At Media City Seoul 2010

Attica (2008)

16 mm film

Seoul Museum of Art, Glass Room Gallery

Artist Profile

Born 1966; Lives and works in Brussels

Manon de Boer’s films investigate the multilayered relations between time, memory, language, and truth through aural and visual interpretations. She is particularly well-known for her series of portrait films that document and reveal the inner thoughts and memories of various people.

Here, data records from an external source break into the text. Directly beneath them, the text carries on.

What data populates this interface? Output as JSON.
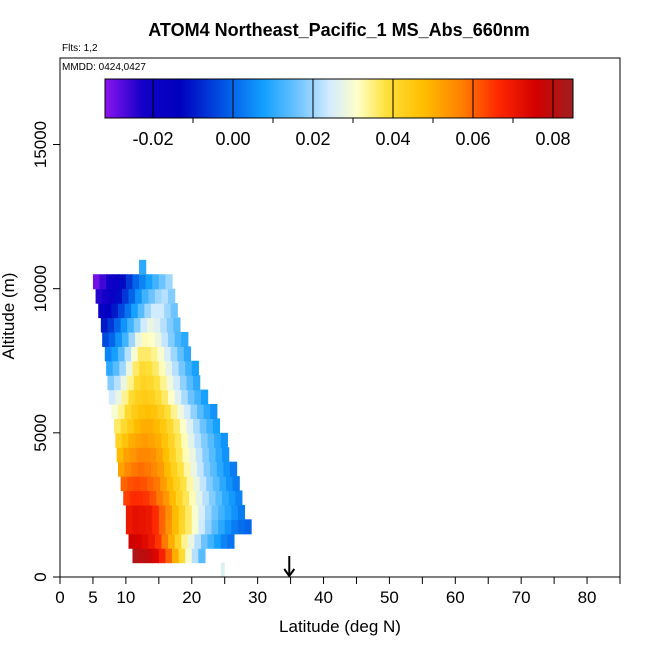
{
  "chart_data": {
    "type": "heatmap",
    "title": "ATOM4 Northeast_Pacific_1 MS_Abs_660nm",
    "flights_label": "Flts: 1,2",
    "dates_label": "MMDD: 0424,0427",
    "xlabel": "Latitude (deg N)",
    "ylabel": "Altitude (m)",
    "xlim": [
      0,
      85
    ],
    "ylim": [
      0,
      18000
    ],
    "x_ticks": [
      0,
      5,
      10,
      20,
      30,
      40,
      50,
      60,
      70,
      80
    ],
    "x_minor_ticks": [
      15,
      25,
      35,
      45,
      55,
      65,
      75,
      85
    ],
    "y_ticks": [
      0,
      5000,
      10000,
      15000
    ],
    "colorbar": {
      "range": [
        -0.032,
        0.085
      ],
      "ticks": [
        "-0.02",
        "0.00",
        "0.02",
        "0.04",
        "0.06",
        "0.08"
      ],
      "tick_values": [
        -0.02,
        0.0,
        0.02,
        0.04,
        0.06,
        0.08
      ]
    },
    "marker_latitude": 34.8,
    "bin_height_m": 500,
    "rows": [
      {
        "alt": 750,
        "lat_start": 11.0,
        "values": [
          0.082,
          0.08,
          0.078,
          0.074,
          0.068,
          0.06,
          0.05,
          0.04,
          0.03,
          0.022,
          0.014
        ]
      },
      {
        "alt": 1250,
        "lat_start": 10.4,
        "values": [
          0.076,
          0.075,
          0.073,
          0.07,
          0.065,
          0.058,
          0.05,
          0.042,
          0.034,
          0.028,
          0.022,
          0.016,
          0.012,
          0.008,
          0.004,
          0.002
        ]
      },
      {
        "alt": 1750,
        "lat_start": 10.0,
        "values": [
          0.07,
          0.072,
          0.071,
          0.07,
          0.066,
          0.06,
          0.054,
          0.048,
          0.041,
          0.036,
          0.03,
          0.024,
          0.019,
          0.014,
          0.01,
          0.006,
          0.003,
          0.001,
          0.0
        ]
      },
      {
        "alt": 2250,
        "lat_start": 10.0,
        "values": [
          0.07,
          0.072,
          0.071,
          0.07,
          0.066,
          0.06,
          0.055,
          0.048,
          0.042,
          0.036,
          0.03,
          0.025,
          0.02,
          0.016,
          0.012,
          0.009,
          0.006,
          0.003
        ]
      },
      {
        "alt": 2750,
        "lat_start": 9.6,
        "values": [
          0.064,
          0.066,
          0.066,
          0.065,
          0.062,
          0.058,
          0.054,
          0.048,
          0.042,
          0.037,
          0.032,
          0.027,
          0.022,
          0.018,
          0.014,
          0.01,
          0.007,
          0.004
        ]
      },
      {
        "alt": 3250,
        "lat_start": 9.2,
        "values": [
          0.06,
          0.062,
          0.063,
          0.062,
          0.06,
          0.058,
          0.053,
          0.048,
          0.043,
          0.038,
          0.033,
          0.028,
          0.023,
          0.018,
          0.014,
          0.01,
          0.006,
          0.003
        ]
      },
      {
        "alt": 3750,
        "lat_start": 8.8,
        "values": [
          0.052,
          0.056,
          0.058,
          0.059,
          0.058,
          0.056,
          0.053,
          0.048,
          0.043,
          0.038,
          0.033,
          0.028,
          0.023,
          0.018,
          0.014,
          0.01,
          0.006,
          0.003
        ]
      },
      {
        "alt": 4250,
        "lat_start": 8.6,
        "values": [
          0.048,
          0.052,
          0.054,
          0.056,
          0.056,
          0.055,
          0.052,
          0.047,
          0.042,
          0.037,
          0.032,
          0.028,
          0.023,
          0.018,
          0.014,
          0.01,
          0.006
        ]
      },
      {
        "alt": 4750,
        "lat_start": 8.4,
        "values": [
          0.042,
          0.046,
          0.05,
          0.052,
          0.053,
          0.052,
          0.05,
          0.046,
          0.042,
          0.037,
          0.032,
          0.027,
          0.022,
          0.018,
          0.014,
          0.01,
          0.006
        ]
      },
      {
        "alt": 5250,
        "lat_start": 8.2,
        "values": [
          0.036,
          0.04,
          0.044,
          0.048,
          0.05,
          0.05,
          0.048,
          0.045,
          0.041,
          0.036,
          0.031,
          0.026,
          0.021,
          0.016,
          0.012,
          0.008
        ]
      },
      {
        "alt": 5750,
        "lat_start": 7.8,
        "values": [
          0.03,
          0.034,
          0.04,
          0.044,
          0.046,
          0.047,
          0.046,
          0.043,
          0.039,
          0.034,
          0.029,
          0.024,
          0.019,
          0.014,
          0.01,
          0.006
        ]
      },
      {
        "alt": 6250,
        "lat_start": 7.4,
        "values": [
          0.024,
          0.028,
          0.034,
          0.04,
          0.043,
          0.044,
          0.043,
          0.04,
          0.036,
          0.031,
          0.026,
          0.021,
          0.016,
          0.012,
          0.008
        ]
      },
      {
        "alt": 6750,
        "lat_start": 7.2,
        "values": [
          0.018,
          0.022,
          0.028,
          0.034,
          0.04,
          0.042,
          0.041,
          0.038,
          0.034,
          0.029,
          0.024,
          0.019,
          0.014,
          0.01
        ]
      },
      {
        "alt": 7250,
        "lat_start": 7.0,
        "values": [
          0.01,
          0.014,
          0.02,
          0.028,
          0.036,
          0.04,
          0.039,
          0.036,
          0.032,
          0.027,
          0.022,
          0.017,
          0.012,
          0.008
        ]
      },
      {
        "alt": 7750,
        "lat_start": 6.8,
        "values": [
          0.004,
          0.008,
          0.014,
          0.022,
          0.03,
          0.036,
          0.036,
          0.034,
          0.03,
          0.025,
          0.02,
          0.015,
          0.01
        ]
      },
      {
        "alt": 8250,
        "lat_start": 6.4,
        "values": [
          -0.004,
          0.0,
          0.006,
          0.012,
          0.02,
          0.028,
          0.032,
          0.031,
          0.028,
          0.023,
          0.018,
          0.013,
          0.01
        ]
      },
      {
        "alt": 8750,
        "lat_start": 6.2,
        "values": [
          -0.01,
          -0.006,
          0.0,
          0.006,
          0.012,
          0.018,
          0.024,
          0.028,
          0.026,
          0.022,
          0.018,
          0.014
        ]
      },
      {
        "alt": 9250,
        "lat_start": 5.8,
        "values": [
          -0.018,
          -0.014,
          -0.01,
          -0.004,
          0.002,
          0.008,
          0.014,
          0.02,
          0.024,
          0.024,
          0.02,
          0.016
        ]
      },
      {
        "alt": 9750,
        "lat_start": 5.4,
        "values": [
          -0.024,
          -0.022,
          -0.018,
          -0.012,
          -0.006,
          0.0,
          0.006,
          0.012,
          0.016,
          0.02,
          0.022,
          0.018
        ]
      },
      {
        "alt": 10250,
        "lat_start": 5.0,
        "values": [
          -0.03,
          -0.026,
          -0.022,
          -0.018,
          -0.012,
          -0.006,
          0.0,
          0.004,
          0.008,
          0.012,
          0.016,
          0.02
        ]
      },
      {
        "alt": 10750,
        "lat_start": 12.0,
        "values": [
          0.01
        ]
      }
    ],
    "extra_cells": [
      {
        "lat": 24.4,
        "alt": 250,
        "value": 0.026
      }
    ]
  }
}
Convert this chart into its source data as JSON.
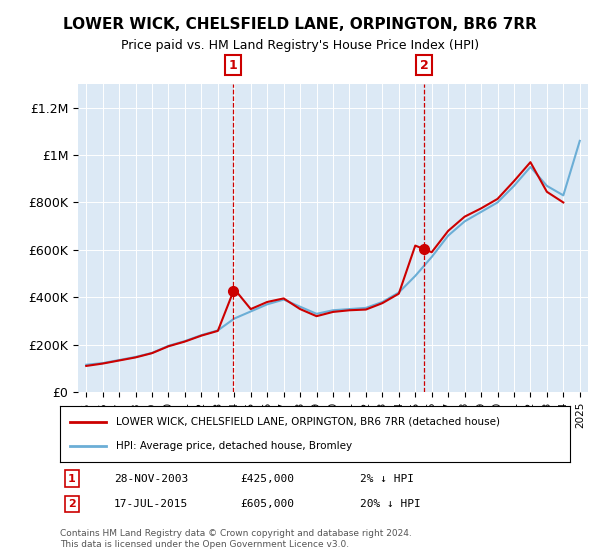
{
  "title": "LOWER WICK, CHELSFIELD LANE, ORPINGTON, BR6 7RR",
  "subtitle": "Price paid vs. HM Land Registry's House Price Index (HPI)",
  "xlabel": "",
  "ylabel": "",
  "ylim": [
    0,
    1300000
  ],
  "yticks": [
    0,
    200000,
    400000,
    600000,
    800000,
    1000000,
    1200000
  ],
  "ytick_labels": [
    "£0",
    "£200K",
    "£400K",
    "£600K",
    "£800K",
    "£1M",
    "£1.2M"
  ],
  "background_color": "#ffffff",
  "plot_bg_color": "#dce9f5",
  "legend_entry1": "LOWER WICK, CHELSFIELD LANE, ORPINGTON, BR6 7RR (detached house)",
  "legend_entry2": "HPI: Average price, detached house, Bromley",
  "sale1_label": "1",
  "sale1_date": "28-NOV-2003",
  "sale1_price": "£425,000",
  "sale1_hpi": "2% ↓ HPI",
  "sale2_label": "2",
  "sale2_date": "17-JUL-2015",
  "sale2_price": "£605,000",
  "sale2_hpi": "20% ↓ HPI",
  "footer": "Contains HM Land Registry data © Crown copyright and database right 2024.\nThis data is licensed under the Open Government Licence v3.0.",
  "hpi_color": "#6baed6",
  "price_color": "#cc0000",
  "marker_color": "#cc0000",
  "vline_color": "#cc0000",
  "sale1_year": 2003.91,
  "sale2_year": 2015.54,
  "sale1_price_val": 425000,
  "sale2_price_val": 605000,
  "hpi_years": [
    1995,
    1996,
    1997,
    1998,
    1999,
    2000,
    2001,
    2002,
    2003,
    2004,
    2005,
    2006,
    2007,
    2008,
    2009,
    2010,
    2011,
    2012,
    2013,
    2014,
    2015,
    2016,
    2017,
    2018,
    2019,
    2020,
    2021,
    2022,
    2023,
    2024,
    2025
  ],
  "hpi_values": [
    115000,
    122000,
    135000,
    148000,
    165000,
    195000,
    215000,
    240000,
    260000,
    310000,
    340000,
    370000,
    390000,
    360000,
    330000,
    345000,
    350000,
    355000,
    380000,
    420000,
    490000,
    570000,
    660000,
    720000,
    760000,
    800000,
    870000,
    950000,
    870000,
    830000,
    1060000
  ],
  "price_years": [
    1995,
    1996,
    1997,
    1998,
    1999,
    2000,
    2001,
    2002,
    2003,
    2004,
    2005,
    2006,
    2007,
    2008,
    2009,
    2010,
    2011,
    2012,
    2013,
    2014,
    2015,
    2016,
    2017,
    2018,
    2019,
    2020,
    2021,
    2022,
    2023,
    2024
  ],
  "price_values": [
    110000,
    120000,
    133000,
    146000,
    164000,
    193000,
    213000,
    238000,
    258000,
    435000,
    350000,
    380000,
    395000,
    350000,
    320000,
    338000,
    345000,
    348000,
    375000,
    415000,
    618000,
    590000,
    680000,
    740000,
    775000,
    815000,
    890000,
    970000,
    845000,
    800000
  ]
}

Attica, created in collaboration with musicians, is a visual translation of two pieces by the American composer Frederic Rzewski, who was inspired by a 1971 revolt at the Attica Correctional Facility in New York when inmates, demanding their human rights, took over the institution; the uprising ended with 43 fatalities, among them prison officers who had been held as hostages

Attica opens with the last part of Rzewski’s “Coming Together”, a piece based on a letter written by Sam Melville, an inmate killed during the riot. In the spring of 1971, Melville wrote a letter to a friend describing his experience of the flow of time. Rzewksi’s “Attica” tells the story of Richard X. Clark, one of the instigators of the revolt. Upon his release, when a journalist asked him how he felt leaving Attica behind, he replied, “Attica is in front of me.” Jan Rzewski, the composer’s son, repeats these words as a refrain throughout the piece. Shot in 16mm format, De Boer’s film is composed of a 360-degree panning shot that begins showing the musicians one by one as the music plays, leaving them to encompass the entire setting in a circle, and finally ends by returning to the opening frame.